Standing, the male was at least six feet tall, but he probably weighed no more than Nicole. His shaggy black hair fell in a mop to his jaw, and he had to push it out of his face to see. He wobbled as he looked around, his eyes wide, his mouth hanging open.

“Where are we?” The boy’s strained voice was barely audible. “What
is
this?”

“We’re in the forest outside of Seattle,” Riker said. “We’re safe. The humans can’t touch you here.”

The boy backed away from them in a panicked scramble, and when he bumped into a tree trunk, he yelped and leaped away as if he’d been bitten. He sucked air in huge gulps, his gaze darting everywhere at once, as if he was looking for somewhere to run.

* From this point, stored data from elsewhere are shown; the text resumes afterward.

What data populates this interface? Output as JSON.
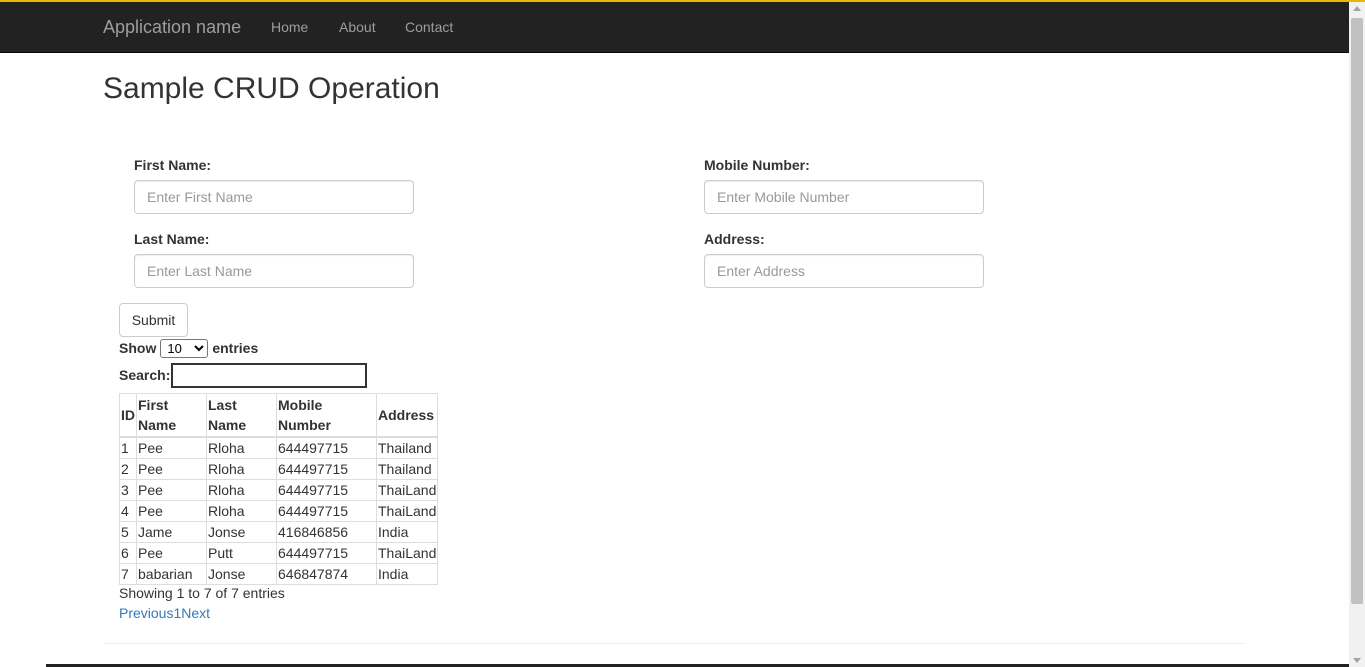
{
  "navbar": {
    "brand": "Application name",
    "links": [
      {
        "label": "Home"
      },
      {
        "label": "About"
      },
      {
        "label": "Contact"
      }
    ]
  },
  "page": {
    "title": "Sample CRUD Operation"
  },
  "form": {
    "first_name": {
      "label": "First Name:",
      "placeholder": "Enter First Name",
      "value": ""
    },
    "last_name": {
      "label": "Last Name:",
      "placeholder": "Enter Last Name",
      "value": ""
    },
    "mobile": {
      "label": "Mobile Number:",
      "placeholder": "Enter Mobile Number",
      "value": ""
    },
    "address": {
      "label": "Address:",
      "placeholder": "Enter Address",
      "value": ""
    },
    "submit_label": "Submit"
  },
  "table_controls": {
    "show_label": "Show",
    "entries_label": "entries",
    "length_selected": "10",
    "search_label": "Search:",
    "search_value": ""
  },
  "table": {
    "headers": {
      "id": "ID",
      "first_name": "First Name",
      "last_name": "Last Name",
      "mobile": "Mobile Number",
      "address": "Address"
    },
    "rows": [
      {
        "id": "1",
        "first_name": "Pee",
        "last_name": "Rloha",
        "mobile": "644497715",
        "address": "Thailand"
      },
      {
        "id": "2",
        "first_name": "Pee",
        "last_name": "Rloha",
        "mobile": "644497715",
        "address": "Thailand"
      },
      {
        "id": "3",
        "first_name": "Pee",
        "last_name": "Rloha",
        "mobile": "644497715",
        "address": "ThaiLand"
      },
      {
        "id": "4",
        "first_name": "Pee",
        "last_name": "Rloha",
        "mobile": "644497715",
        "address": "ThaiLand"
      },
      {
        "id": "5",
        "first_name": "Jame",
        "last_name": "Jonse",
        "mobile": "416846856",
        "address": "India"
      },
      {
        "id": "6",
        "first_name": "Pee",
        "last_name": "Putt",
        "mobile": "644497715",
        "address": "ThaiLand"
      },
      {
        "id": "7",
        "first_name": "babarian",
        "last_name": "Jonse",
        "mobile": "646847874",
        "address": "India"
      }
    ]
  },
  "pagination": {
    "info": "Showing 1 to 7 of 7 entries",
    "previous": "Previous",
    "page": "1",
    "next": "Next"
  },
  "colors": {
    "navbar_bg": "#222222",
    "top_accent": "#f0b400",
    "link": "#337ab7"
  }
}
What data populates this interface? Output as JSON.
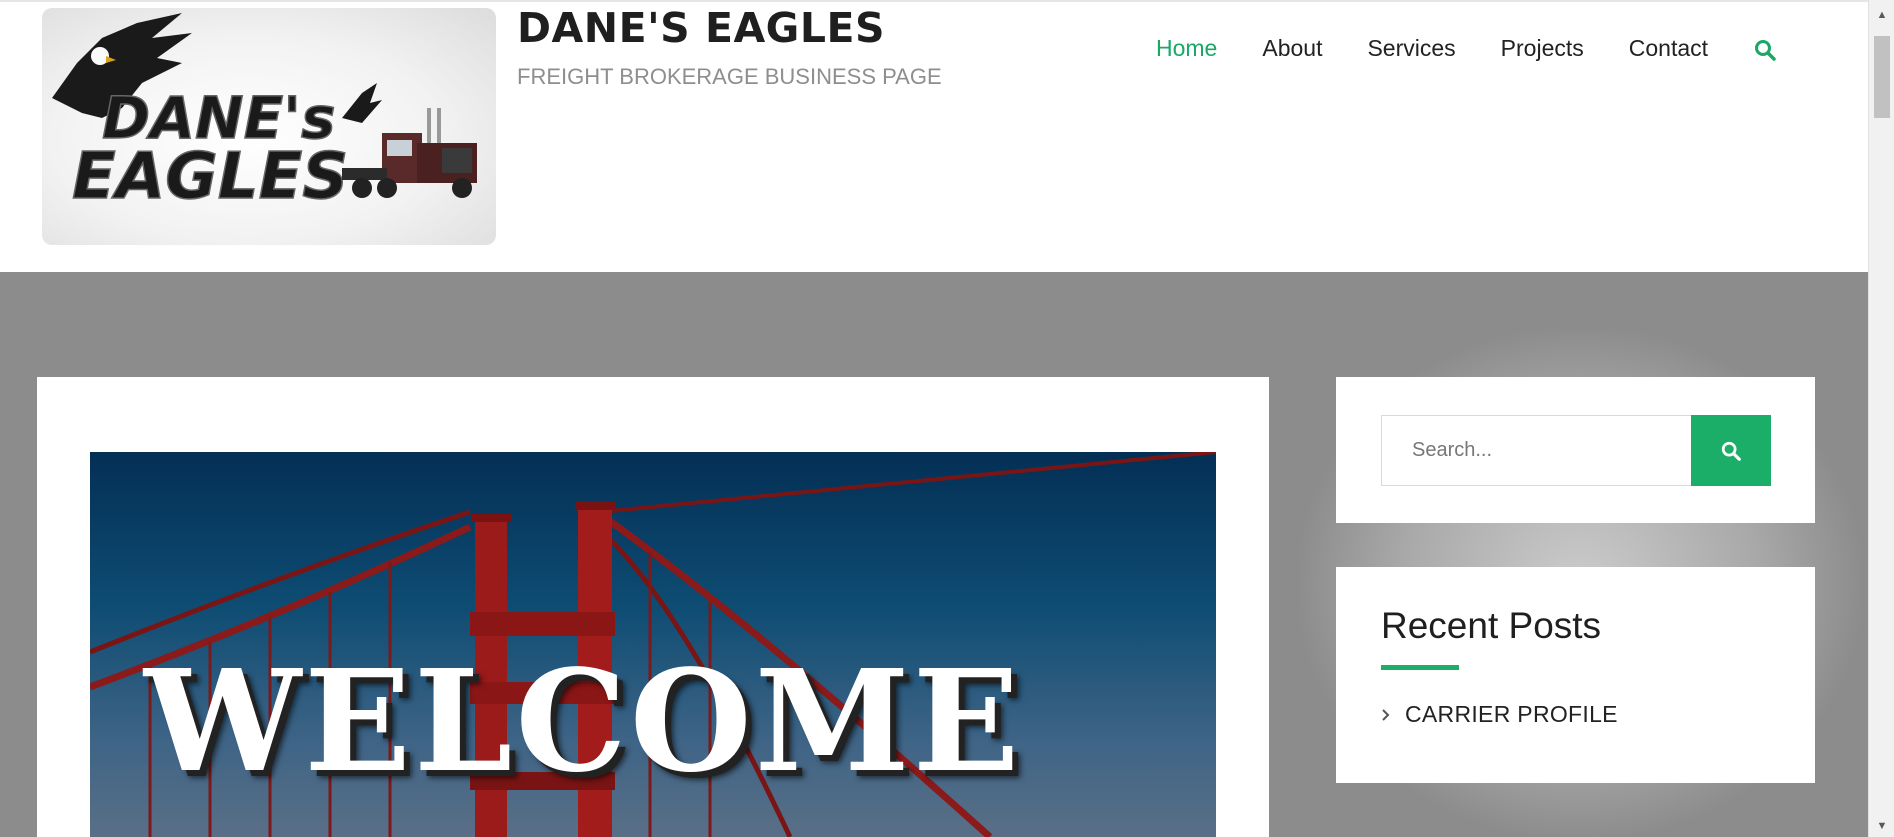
{
  "header": {
    "logo_text": "DANE's EAGLES",
    "site_title": "DANE'S EAGLES",
    "tagline": "FREIGHT BROKERAGE BUSINESS PAGE"
  },
  "nav": {
    "items": [
      {
        "label": "Home",
        "active": true
      },
      {
        "label": "About",
        "active": false
      },
      {
        "label": "Services",
        "active": false
      },
      {
        "label": "Projects",
        "active": false
      },
      {
        "label": "Contact",
        "active": false
      }
    ],
    "search_icon": "search-icon"
  },
  "hero": {
    "text": "WELCOME"
  },
  "sidebar": {
    "search": {
      "placeholder": "Search...",
      "button_icon": "search-icon"
    },
    "recent_posts": {
      "title": "Recent Posts",
      "items": [
        "CARRIER PROFILE"
      ]
    }
  },
  "colors": {
    "accent": "#1aae68",
    "header_bg": "#ffffff",
    "page_bg": "#8c8c8c"
  }
}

“You’re okay,” she said, in a low, steady voice. He reminded Nicole of a stray kitten she’d once coaxed out from underneath a bush. “You’re safe now. Where are you from?”

The question seemed to stump him. “From?”

“Yes.” Reaching out, she took his hand. It was cold and bony, and her heart broke. “Where did you live before you were captured by humans? Where’s home?”

The boy frowned. “The lab is my home.”

“Are you saying you were born there?” Riker asked, incredulous.

A crow cawed nearby, and the kid gave a start. “I-I was born in a human house. But the lab is all I remember.”

The lab was all he knew?
Jesus.
“Where are your parents?”

“I don’t know who my sire is.” The boy’s voice was so quiet she had to strain to hear. “My mother is dead.”

Nicole wanted to hug him. Losing a parent was awful enough, but then to be raised in a lab . . . She couldn’t even begin to imagine that kind of nightmare. “Did she die during childbirth? How did Daedalus get you?”

“She was a servant. A wild vampire broke onto the grounds and killed her. Humans cut me out of her belly before I died.” He gave her such an honest, innocent look that her eyes stung. “They saved me.”

Good God, he was actually grateful for how Daedalus had treated him. She cut a glance at Riker . . . and gooseflesh erupted from her scalp to her toes.